GW first filed suit against the city in March 2001 after the BZA attached a series of conditions to the University’s campus plan. The University is particularly opposed to a condition that would force it to house 70 percent of students on campus and provide 1,500 new beds outside of Foggy Bottom.
The University claims that under the order, GW’s four off-campus residence halls in Foggy Bottom – HOVA, City Hall, Pennsylvania House and The Aston – and their 1,401 beds would go unused.
GW and D.C. officials decided to appeal the district court’s split decision last April.
Chief Judge Douglas Ginsberg, Circuit Judge Karen Henderson and Senior Circuit Judge Stephen Williams presided over the hearing where Lutz Prager argued the BZA’s position and Deborah Baum represented the university.
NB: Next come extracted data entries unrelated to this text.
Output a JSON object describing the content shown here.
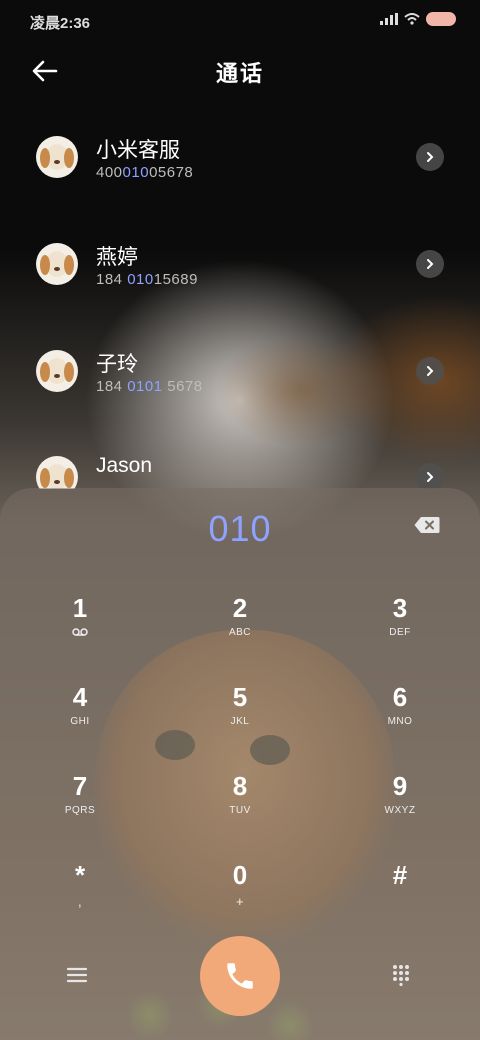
{
  "status_bar": {
    "time": "凌晨2:36"
  },
  "header": {
    "title": "通话"
  },
  "contacts": [
    {
      "name": "小米客服",
      "number_pre": "400",
      "number_match": "010",
      "number_post": "05678"
    },
    {
      "name": "燕婷",
      "number_pre": "184 ",
      "number_match": "010",
      "number_post": "15689"
    },
    {
      "name": "子玲",
      "number_pre": "184 ",
      "number_match": "0101",
      "number_post": " 5678"
    },
    {
      "name": "Jason",
      "number_pre": "",
      "number_match": "",
      "number_post": ""
    }
  ],
  "dialpad": {
    "input": "010",
    "keys": [
      {
        "digit": "1",
        "letters": ""
      },
      {
        "digit": "2",
        "letters": "ABC"
      },
      {
        "digit": "3",
        "letters": "DEF"
      },
      {
        "digit": "4",
        "letters": "GHI"
      },
      {
        "digit": "5",
        "letters": "JKL"
      },
      {
        "digit": "6",
        "letters": "MNO"
      },
      {
        "digit": "7",
        "letters": "PQRS"
      },
      {
        "digit": "8",
        "letters": "TUV"
      },
      {
        "digit": "9",
        "letters": "WXYZ"
      },
      {
        "digit": "*",
        "letters": ","
      },
      {
        "digit": "0",
        "letters": "+"
      },
      {
        "digit": "#",
        "letters": ""
      }
    ]
  },
  "colors": {
    "highlight": "#8ea2ff",
    "call_button": "#f1a979"
  }
}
A crowd of about 30 people including university officials and Foggy Bottom residents attended the 9:30 a.m. hearing.
Throughout the hearing judges interrupted the attorneys with questions and criticisms on their reasoning.
Prager opened by calling the University’s arguments for a due process violation ‘insubstantial.'”
GW has argued that, like all other district landowners, it should be free to develop its land without arbitrary interference from the government and should be forced to submit 10-year campus plans.
Lutz Prager used his 15 minutes to argue that the University does not have enough of a property right on campus land to claim such a violation.
“This is a land use case and as such it belongs in a local court,” Prager said. “There is no violation of due process unless one can demonstrate an egregious offense, which the university has not done.”
Prager also said that the BZA is trying to regulate land and not students.
“There is no discrimination against students here,” Prager said. “They can live wherever they want. We are only trying to compel the university to offer students housing so they have the option to live on campus.”
Deborah Baum argued that the BZA’s order would force many students to live off campus. She said this type of regulation is outside the BZA’s mission of “stabilizing District neighborhoods.”
“The BZA’s job is to look at the incremental impact of the campus plan on the surrounding neighborhood, not the geography of students who decide to live off-campus,” Baum said. “The BZA is trying to use land use criteria to get rid of students.”
Foggy Bottom residents in attendance said there was no clear winner to the hearing.
“I was pleased with what I saw today,” Foggy Bottom Association Vice President Barabara Spillinger said. “The judges seemed well informed and challenged each side to defend their argument. As for how it will turn out, I don’t know.”
Another resident said that students should not feel the neighborhood is against them.
“I hope that after today it’s clear that we are against the university’s policies and not the students,” Marilyn Rubin said. “We’d like the students to have an on-campus life instead of being forced to live off campus.”
The judges did not set a time frame for when they will release a decision.
“Since they scheduled this hearing relatively early in the year, they might get a decision out sooner. But we really don’t know,” Barber said.